A recent Medscape article reviewed studies that asked whether dietary supplements have any benefit for treating diabetic neuropathy. Medscape is one of the most reputable sources of medical information on the internet. The article found no convincing evidence that any dietary supplement can treat diabetic neuropathy; in fact the only studies that showed any benefit were in laboratory animals, which are almost never directly applicable to humans. The treatment regimens being touted by chiropractors, if they have any benefit at all, do so because they incorporate weight loss and exercise, not because of the costly mystery supplements the chiropractors are pushing to their patients.

These “functional endocrinology” practitioners who are touting obscure vitamins, minerals, enzymes, hormones, and other chemicals for conditions like diabetes are having people part with their hard-earned money needlessly, encouraging them to ingest useless (at best) and potentially dangerous (at worst) substances, and delaying them from obtaining legitimate treatments. Those who claim to have treatments for refractory conditions like diabetic neuropathy are also doling out false hopes of a cure for a condition that has no proven remedies, and they should have their activities curtailed.

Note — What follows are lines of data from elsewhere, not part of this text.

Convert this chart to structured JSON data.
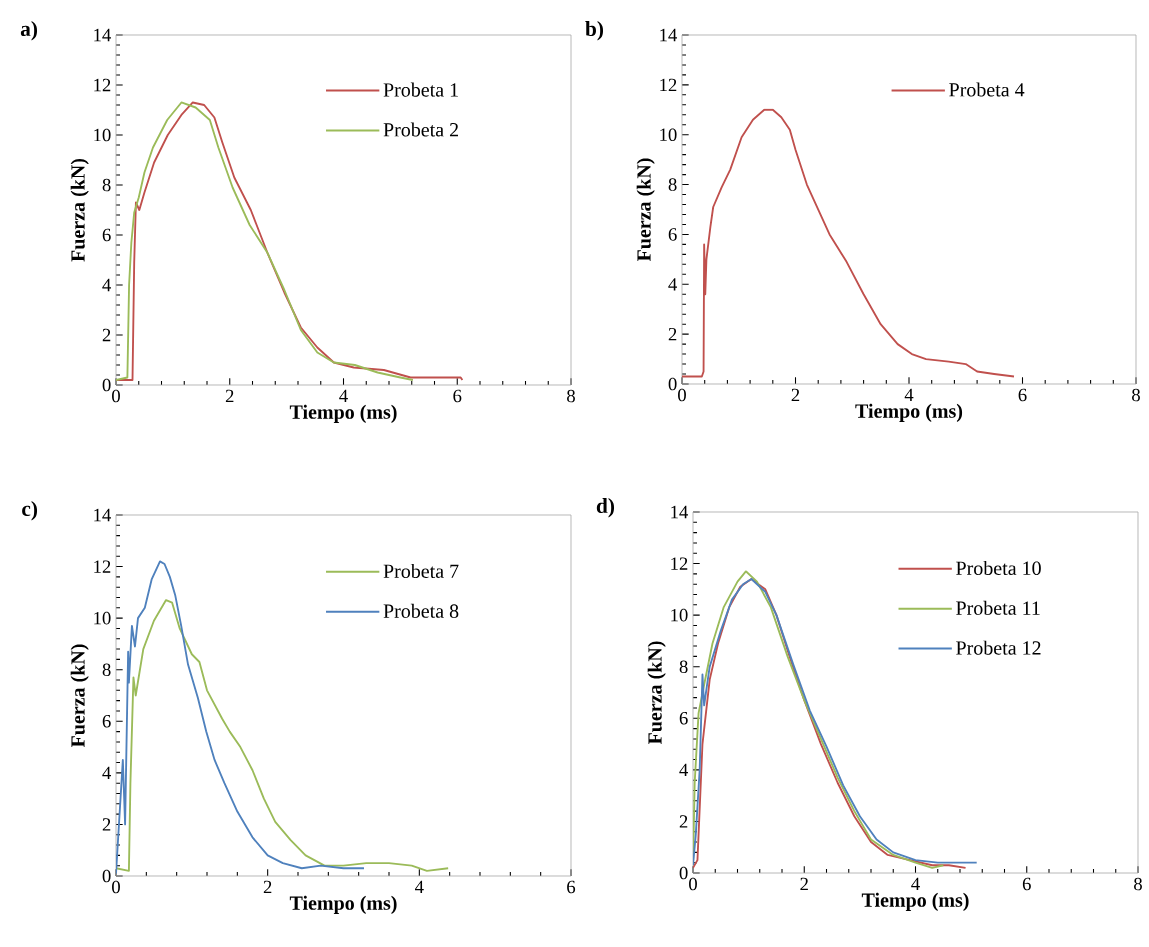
{
  "chart_data": [
    {
      "type": "line",
      "title": "a)",
      "xlabel": "Tiempo (ms)",
      "ylabel": "Fuerza (kN)",
      "xlim": [
        0,
        8
      ],
      "ylim": [
        0,
        14
      ],
      "xticks": [
        0,
        2,
        4,
        6,
        8
      ],
      "yticks": [
        0,
        2,
        4,
        6,
        8,
        10,
        12,
        14
      ],
      "legend": "top right",
      "series": [
        {
          "name": "Probeta 1",
          "color": "#c0504d",
          "x": [
            0,
            0.29,
            0.32,
            0.35,
            0.41,
            0.5,
            0.67,
            0.91,
            1.15,
            1.35,
            1.55,
            1.73,
            1.87,
            2.08,
            2.37,
            2.66,
            2.96,
            3.25,
            3.54,
            3.83,
            4.18,
            4.71,
            5.18,
            5.59,
            6.06,
            6.09
          ],
          "values": [
            0.2,
            0.2,
            4.9,
            7.3,
            7.0,
            7.7,
            8.9,
            10.0,
            10.8,
            11.3,
            11.2,
            10.7,
            9.7,
            8.3,
            7.0,
            5.3,
            3.7,
            2.3,
            1.5,
            0.9,
            0.7,
            0.6,
            0.3,
            0.3,
            0.3,
            0.2
          ]
        },
        {
          "name": "Probeta 2",
          "color": "#9bbb59",
          "x": [
            0,
            0.2,
            0.23,
            0.27,
            0.32,
            0.4,
            0.5,
            0.65,
            0.9,
            1.15,
            1.4,
            1.65,
            1.8,
            2.05,
            2.35,
            2.66,
            2.96,
            3.25,
            3.54,
            3.83,
            4.2,
            4.6,
            5.0,
            5.22
          ],
          "values": [
            0.2,
            0.3,
            4.0,
            5.7,
            6.9,
            7.5,
            8.5,
            9.5,
            10.6,
            11.3,
            11.1,
            10.6,
            9.5,
            7.9,
            6.4,
            5.3,
            3.8,
            2.2,
            1.3,
            0.9,
            0.8,
            0.5,
            0.3,
            0.2
          ]
        }
      ]
    },
    {
      "type": "line",
      "title": "b)",
      "xlabel": "Tiempo (ms)",
      "ylabel": "Fuerza (kN)",
      "xlim": [
        0,
        8
      ],
      "ylim": [
        0,
        14
      ],
      "xticks": [
        0,
        2,
        4,
        6,
        8
      ],
      "yticks": [
        0,
        2,
        4,
        6,
        8,
        10,
        12,
        14
      ],
      "legend": "top right",
      "series": [
        {
          "name": "Probeta 4",
          "color": "#c0504d",
          "x": [
            0,
            0.35,
            0.38,
            0.39,
            0.41,
            0.43,
            0.5,
            0.55,
            0.7,
            0.85,
            1.05,
            1.25,
            1.45,
            1.6,
            1.75,
            1.9,
            2.0,
            2.2,
            2.4,
            2.6,
            2.9,
            3.2,
            3.5,
            3.8,
            4.05,
            4.3,
            4.7,
            5.0,
            5.2,
            5.5,
            5.85
          ],
          "values": [
            0.3,
            0.3,
            0.5,
            5.6,
            3.6,
            5.0,
            6.3,
            7.1,
            7.9,
            8.6,
            9.9,
            10.6,
            11.0,
            11.0,
            10.7,
            10.2,
            9.4,
            8.0,
            7.0,
            6.0,
            4.9,
            3.6,
            2.4,
            1.6,
            1.2,
            1.0,
            0.9,
            0.8,
            0.5,
            0.4,
            0.3
          ]
        }
      ]
    },
    {
      "type": "line",
      "title": "c)",
      "xlabel": "Tiempo (ms)",
      "ylabel": "Fuerza (kN)",
      "xlim": [
        0,
        6
      ],
      "ylim": [
        0,
        14
      ],
      "xticks": [
        0,
        2,
        4,
        6
      ],
      "yticks": [
        0,
        2,
        4,
        6,
        8,
        10,
        12,
        14
      ],
      "legend": "top right",
      "series": [
        {
          "name": "Probeta 7",
          "color": "#9bbb59",
          "x": [
            0,
            0.17,
            0.19,
            0.23,
            0.26,
            0.36,
            0.5,
            0.66,
            0.74,
            0.84,
            1.0,
            1.1,
            1.2,
            1.4,
            1.5,
            1.64,
            1.8,
            1.95,
            2.1,
            2.3,
            2.5,
            2.75,
            3.0,
            3.3,
            3.6,
            3.9,
            4.1,
            4.38
          ],
          "values": [
            0.3,
            0.2,
            3.6,
            7.7,
            7.0,
            8.8,
            9.9,
            10.7,
            10.6,
            9.6,
            8.6,
            8.3,
            7.2,
            6.1,
            5.6,
            5.0,
            4.1,
            3.0,
            2.1,
            1.4,
            0.8,
            0.4,
            0.4,
            0.5,
            0.5,
            0.4,
            0.2,
            0.3
          ]
        },
        {
          "name": "Probeta 8",
          "color": "#4f81bd",
          "x": [
            0,
            0.09,
            0.12,
            0.16,
            0.17,
            0.21,
            0.25,
            0.29,
            0.38,
            0.47,
            0.58,
            0.64,
            0.71,
            0.78,
            0.86,
            0.95,
            1.08,
            1.19,
            1.3,
            1.43,
            1.6,
            1.8,
            2.0,
            2.2,
            2.45,
            2.7,
            3.0,
            3.27
          ],
          "values": [
            0.1,
            4.5,
            2.0,
            8.7,
            7.5,
            9.7,
            8.9,
            10.0,
            10.4,
            11.5,
            12.2,
            12.1,
            11.6,
            10.9,
            9.7,
            8.2,
            6.9,
            5.6,
            4.5,
            3.6,
            2.5,
            1.5,
            0.8,
            0.5,
            0.3,
            0.4,
            0.3,
            0.3
          ]
        }
      ]
    },
    {
      "type": "line",
      "title": "d)",
      "xlabel": "Tiempo (ms)",
      "ylabel": "Fuerza (kN)",
      "xlim": [
        0,
        8
      ],
      "ylim": [
        0,
        14
      ],
      "xticks": [
        0,
        2,
        4,
        6,
        8
      ],
      "yticks": [
        0,
        2,
        4,
        6,
        8,
        10,
        12,
        14
      ],
      "legend": "top right",
      "series": [
        {
          "name": "Probeta 10",
          "color": "#c0504d",
          "x": [
            0,
            0.08,
            0.17,
            0.3,
            0.45,
            0.65,
            0.85,
            1.05,
            1.3,
            1.5,
            1.75,
            2.0,
            2.3,
            2.6,
            2.9,
            3.2,
            3.5,
            3.9,
            4.3,
            4.6,
            4.9
          ],
          "values": [
            0.2,
            0.5,
            5.0,
            7.5,
            8.9,
            10.3,
            11.1,
            11.4,
            11.0,
            10.0,
            8.3,
            6.7,
            5.0,
            3.5,
            2.2,
            1.2,
            0.7,
            0.5,
            0.3,
            0.3,
            0.2
          ]
        },
        {
          "name": "Probeta 11",
          "color": "#9bbb59",
          "x": [
            0,
            0.03,
            0.1,
            0.2,
            0.35,
            0.55,
            0.8,
            0.95,
            1.15,
            1.4,
            1.7,
            2.0,
            2.3,
            2.6,
            2.9,
            3.2,
            3.6,
            4.0,
            4.3,
            4.5
          ],
          "values": [
            0.3,
            3.5,
            6.2,
            7.3,
            8.9,
            10.3,
            11.3,
            11.7,
            11.3,
            10.3,
            8.4,
            6.7,
            5.2,
            3.7,
            2.4,
            1.3,
            0.7,
            0.4,
            0.2,
            0.3
          ]
        },
        {
          "name": "Probeta 12",
          "color": "#4f81bd",
          "x": [
            0,
            0.05,
            0.12,
            0.17,
            0.2,
            0.3,
            0.5,
            0.7,
            0.9,
            1.05,
            1.3,
            1.5,
            1.8,
            2.1,
            2.4,
            2.7,
            3.0,
            3.3,
            3.6,
            4.0,
            4.4,
            4.7,
            5.1
          ],
          "values": [
            0.3,
            1.5,
            4.0,
            7.7,
            6.5,
            8.0,
            9.4,
            10.6,
            11.2,
            11.4,
            10.9,
            10.0,
            8.1,
            6.3,
            4.9,
            3.4,
            2.2,
            1.3,
            0.8,
            0.5,
            0.4,
            0.4,
            0.4
          ]
        }
      ]
    }
  ]
}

So if your health care provider is pushing supplements? If he claims his are purer than the ones in retail stores, ask to see if the labels indicate they’ve been USP certified or Consumer Labs tested, either or both of which would test purity. Supplements whose purity has been certified by one of these independent testing labs are easy to find in stores. And if your provider insists his supplements are so unique that no one else sells them, it’s because no need for them has ever been established. So run away!!!

But, meanwhile, if any of you have any of those old hypodermic pens or fun rubber food models you’re not using, I’ll be happy to take them off your hands!